Until Tossed’s creators brought chef-inspired salads to New York City in 1998, a fast-casual salad meant iceberg lettuce and a few hard tomato slices prepackaged in a clear plastic box and refrigerated. But at Tossed, salads are made fresh to order, and guests can design their own from a combination of lettuces, dozens of fresh toss-ins, and 15 different dressings.
Tossed existed as a single chef-driven bistro from 1998 until 2004, when Jason Chodash founded Tossed Franchise Corporation to grow the concept beyond its one-store New York operation. For the next three years, Tossed was refined and rebranded, and then began franchising in 2007. It has since grown to five locations operating in the U.S., and units are under development both in the U.S. and the Middle East, says A.T. Toroyan, chief operating and development officer.
Toroyan, who joined the Tossed management team in 2012, says the number of open Tossed restaurants should double by the end of 2015 and double again in 2016.
Going from a single restaurant to franchise-ready took a while because the Tossed team wanted the concept to stay true to its chef-driven roots, while at the same time develop systems that were replicable on a national scale through franchising, Toroyan says.
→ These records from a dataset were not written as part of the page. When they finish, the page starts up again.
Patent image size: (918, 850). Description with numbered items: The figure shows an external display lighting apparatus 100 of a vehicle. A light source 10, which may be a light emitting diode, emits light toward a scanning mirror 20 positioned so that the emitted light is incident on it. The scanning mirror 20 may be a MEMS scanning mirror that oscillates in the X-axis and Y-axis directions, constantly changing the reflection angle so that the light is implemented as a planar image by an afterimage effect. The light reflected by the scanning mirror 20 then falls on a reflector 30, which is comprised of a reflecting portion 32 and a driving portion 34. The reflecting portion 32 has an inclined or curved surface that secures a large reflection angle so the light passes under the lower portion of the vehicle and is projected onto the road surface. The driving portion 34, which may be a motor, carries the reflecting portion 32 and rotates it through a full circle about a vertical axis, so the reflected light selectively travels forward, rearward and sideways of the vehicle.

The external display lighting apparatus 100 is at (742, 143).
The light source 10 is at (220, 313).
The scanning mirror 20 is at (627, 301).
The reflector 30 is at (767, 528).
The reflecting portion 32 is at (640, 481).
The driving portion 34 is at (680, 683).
“They were shelling their own corn and growing their own sprouts,” he says. “That worked with one unit, but we couldn’t do that with more than one. It’s labor intensive and impossible to implement quality control.”
Today, much of the prep work is done at a commissary and delivered to Tossed kitchens. Proprietary salad dressings are made by outside purveyors according to Tossed recipes and specifications.
Founders: Marc Meisel,
Daren Herzberg, & Adam Cohen
HQ: Fort Lauderdale, Florida
Year Started: 1998
Annual Sales: Undisclosed
Total Units: 5
Franchise Units: 5
“That does not mean a decrease in quality,” Toroyan says. “We want to make sure the guest has the best possible experience and the dressing tastes the same in L.A. and Florida.”
Those Tossed locations are somewhat spread out across the country. The original management team decided to move forward with growth wherever they thought the right franchisee was present, Toroyan says.
He adds that the 2008 recession also delayed Tossed’s expansion, but the brand now has the momentum to move forward with a relatively aggressive growth pattern.
At Tossed, a salad with four toss-ins costs $6.99. Additional toss-ins are 49 cents each for veggies, fruits, and crunchy items like croutons. More substantial add-ins, like chicken, shrimp, cheeses, and nuts, range in price from 99 cents to $3.99.
Guests can also choose a chef-designed salad with classics like Caesar, Cobb, Garden, and Greek salads. More innovative offerings include the Southwest Blackened Chicken and Mango Cranberry.
Salads account for about 55 percent of Tossed sales. The menu also offers wraps, grilled panini sandwiches, artisanal sandwiches, and soups. Popular sandwiches and wraps include the Smoked Turkey and Cheddar and the Pesto Chicken. Sandwiches, made on a choice of breads, include Tuna Salad, which is mixed with apples, dried cranberries, and light mayo and topped with baby arugula and tomatoes. An average ticket at Tossed is between $10 and $11, including beverage.
Tossed has improved its systems to the point where Toroyan says the time that elapses from register to pick-up for a design-your-own salad order can be as short as one minute. “People in that New York–minute mentality can enjoy their lunch more,” he says.
Or, if they are enduring a New York, Boston, or Chicago winter, they don’t have to go outside, since about 20 percent of Tossed sales are from catering.
“This concept works well for catering, because the food travels well and there’s so much variety,” Toroyan says. “People get bored with the same food day after day, but with Tossed, the same customer can have something different delivered every day.”
All Tossed stores, except for mall locations, are open for breakfast, too, serving bowls, muffins, oatmeal, and scrambles.
“We don’t cook greasy breakfasts in our environmentally friendly, green kitchens. We do only healthy eggs,” Toroyan says.
The brand markets the health of its menu options with a calorie counter on its website, but there is a balance of decadent options, too. At the end of the day, it’s important to provide that variety to consumers with different nutritional needs, Toroyan says.
“You can eat a grilled cheese with tomato soup, chips, and a cookie, or you can have a light salad with a protein,” he says. “We’re intelligent, informed people these days. If someone is running a marathon, they don’t need my menu to know what they need. We try to offer something for everyone.”